What else can I add to the cart? A couple singles caught my attention...I've been seeing the Beets mentioned playing around a lot, so I headed over to their myspace. Turns out they have a full length from Captured Tracks too, so a single should be a good place to start. It's pretty mellow acoustic, full of harmonies, shakers, and country basslines. Recorded far off sounding with plenty of echo and slowly strummed electric.

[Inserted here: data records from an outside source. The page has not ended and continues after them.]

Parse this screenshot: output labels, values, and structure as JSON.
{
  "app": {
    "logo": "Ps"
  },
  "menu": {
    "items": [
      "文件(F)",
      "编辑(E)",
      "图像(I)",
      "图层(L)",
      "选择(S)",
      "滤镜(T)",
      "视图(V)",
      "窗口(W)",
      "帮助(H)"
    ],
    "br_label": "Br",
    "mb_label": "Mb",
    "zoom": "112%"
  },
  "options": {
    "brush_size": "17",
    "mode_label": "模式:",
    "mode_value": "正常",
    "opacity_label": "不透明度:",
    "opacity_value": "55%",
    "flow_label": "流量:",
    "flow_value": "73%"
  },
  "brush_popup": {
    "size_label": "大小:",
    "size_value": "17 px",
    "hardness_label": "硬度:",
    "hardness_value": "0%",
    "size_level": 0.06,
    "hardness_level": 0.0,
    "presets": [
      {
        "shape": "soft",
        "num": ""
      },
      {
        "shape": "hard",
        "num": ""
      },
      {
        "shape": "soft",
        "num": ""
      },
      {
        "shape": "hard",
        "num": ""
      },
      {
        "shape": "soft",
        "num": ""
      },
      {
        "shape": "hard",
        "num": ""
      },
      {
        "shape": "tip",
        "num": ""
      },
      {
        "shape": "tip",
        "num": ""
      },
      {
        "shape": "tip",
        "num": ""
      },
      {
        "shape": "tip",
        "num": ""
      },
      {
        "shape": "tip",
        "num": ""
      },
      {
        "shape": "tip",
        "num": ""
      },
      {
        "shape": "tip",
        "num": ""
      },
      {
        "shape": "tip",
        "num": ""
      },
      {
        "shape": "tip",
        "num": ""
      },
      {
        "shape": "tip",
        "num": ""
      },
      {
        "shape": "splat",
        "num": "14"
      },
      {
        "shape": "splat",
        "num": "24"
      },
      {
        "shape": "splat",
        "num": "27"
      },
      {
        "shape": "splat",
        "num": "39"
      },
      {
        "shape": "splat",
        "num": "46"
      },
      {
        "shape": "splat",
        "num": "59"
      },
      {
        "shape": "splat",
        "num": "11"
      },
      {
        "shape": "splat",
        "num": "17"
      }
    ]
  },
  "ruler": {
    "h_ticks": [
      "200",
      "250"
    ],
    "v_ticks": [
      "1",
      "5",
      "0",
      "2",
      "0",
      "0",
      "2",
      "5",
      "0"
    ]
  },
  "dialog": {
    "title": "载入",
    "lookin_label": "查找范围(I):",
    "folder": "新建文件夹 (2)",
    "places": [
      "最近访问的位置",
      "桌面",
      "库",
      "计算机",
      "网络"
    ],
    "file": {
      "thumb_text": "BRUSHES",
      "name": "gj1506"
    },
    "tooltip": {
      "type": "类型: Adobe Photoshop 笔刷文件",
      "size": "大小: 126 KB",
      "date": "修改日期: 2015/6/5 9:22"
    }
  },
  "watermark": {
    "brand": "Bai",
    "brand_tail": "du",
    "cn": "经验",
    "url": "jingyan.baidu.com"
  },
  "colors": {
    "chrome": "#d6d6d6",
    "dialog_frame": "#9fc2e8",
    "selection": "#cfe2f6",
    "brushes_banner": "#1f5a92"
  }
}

Next up a single from Little Girls...do yourself a favor and don't search for that on google. Here's the myspace. Heavy electric guitar overpowering blown out vocals and drums that sound like they were recorded pretty flat...at least in 'What we did'. Vocals are way echoed with lots of harmony yelling. Very blank dogs-like, minimal...tons of energy. One of the tracks from this single 'Youth Tunes' is amazing...flat drum machine, repeating sloppy electric melody. Pure 4-track. Layers and layers fall on top. Great song...put it in the cart.


Finally a new one by Brilliant colors, I loved their single on Make-a-mess, so this girlage rock band's new one is a must have as well. Nothing but hits from the Tracks. That makes two singles and no full length.

All of these are avaialble right from the myspace...
There's tons of other stuff, but I had to stop there...you know with the economy and all.